I see a lot of newbies swish in and out of the writing forums, asking the same questions over and over, then getting frustrated when their concerns aren’t immediately met with soft, encouraging words and a handful of easy-to-score, high-paying markets thrust into their palm. Some are willing to listen to the voice of experience, others, not so much. These three myths are a common theme among new freelancers, and are harder to extinguish than the urban legend of receiving free beer through e-mail forwards.
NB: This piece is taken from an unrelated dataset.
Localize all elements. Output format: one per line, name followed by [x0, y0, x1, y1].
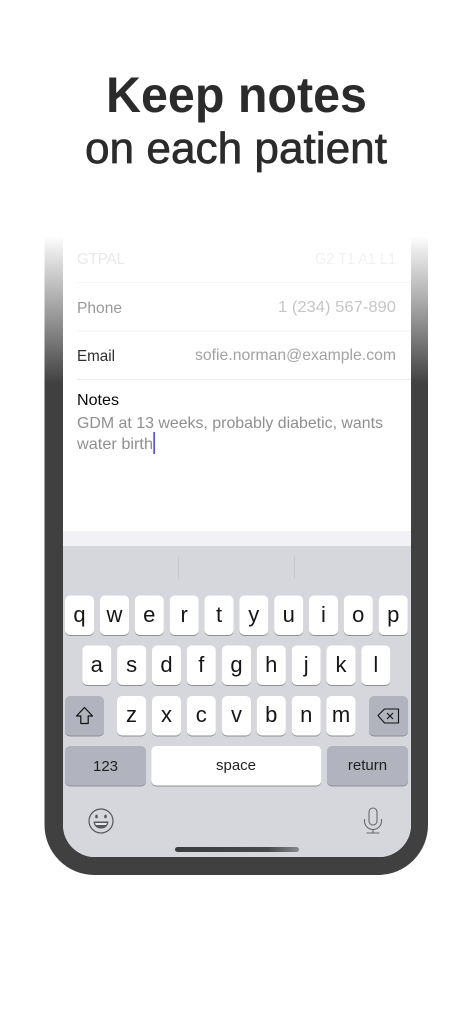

It’s fast money. Oops, excuse me, I just laughed so hard that milk came out my nose. In the big picture, freelancing may seem fast compared to the evolution of dinosaurs into chickens, but it won’t be faster than the due date of your electric bill. Sorry. It can take months between query, assignment, rewrite, acceptance, invoice, payment and publication. Need a speedy turnaround? Find some local clients who need press releases, newsletters and other writing products. In my experience, the process goes faster when you’re working with a local business. Sometimes I would get paid the same day I submitted my invoice; in other instances, it took a couple of weeks.
All you need is an idea and a keyboard. In theory, yes. But you also need information. A big chunk of freelancing is research, so get started now. Locate a copy of Writer’s Market and read the articles up front. There’s a lot of valuable info in there, from how to write a query letter to determining what you should charge. Also, check out writing sites like Absolute Write, which are worth their weight in cyber-gold. AW’s freelancing forum has a collection of stickies at the top of the page representing lifetimes of experience.
Big markets are easy to crack. I once had a client who asked me, “If you send this press release to Reader’s Digest, what issue will it be in?” It’s tough to crack the top markets—that’s why they are the top markets. Family Circle, Woman’s Day, Good Housekeeping, Cosmopolitan, Vogue, Parade, Smithsonian etc., are staffed by very busy, very talented people. It takes a lot of time and effort to get their attention, and many writers spend years doing the rejection-query waltz with editors.
Again, think global, write local. Start out with regional pubs, get some clips, and climb the first few rungs of the ladder. We’ve all heard about the exceptions; people who claim, “On my first day, I wrote an article, sent it to Reader’s Digest, and they bought it!” These people suffer mysterious aches and pains throughout life, because the rest of us stick pins in their voodoo-doll likenesses. Most freelancers work very hard for each new level of accomplishment. It’s not a walk in the park, but if you do your job right, you could touch a few hearts and change a few lives with your words; if you’re very lucky and dedicated, you could even make a living at it.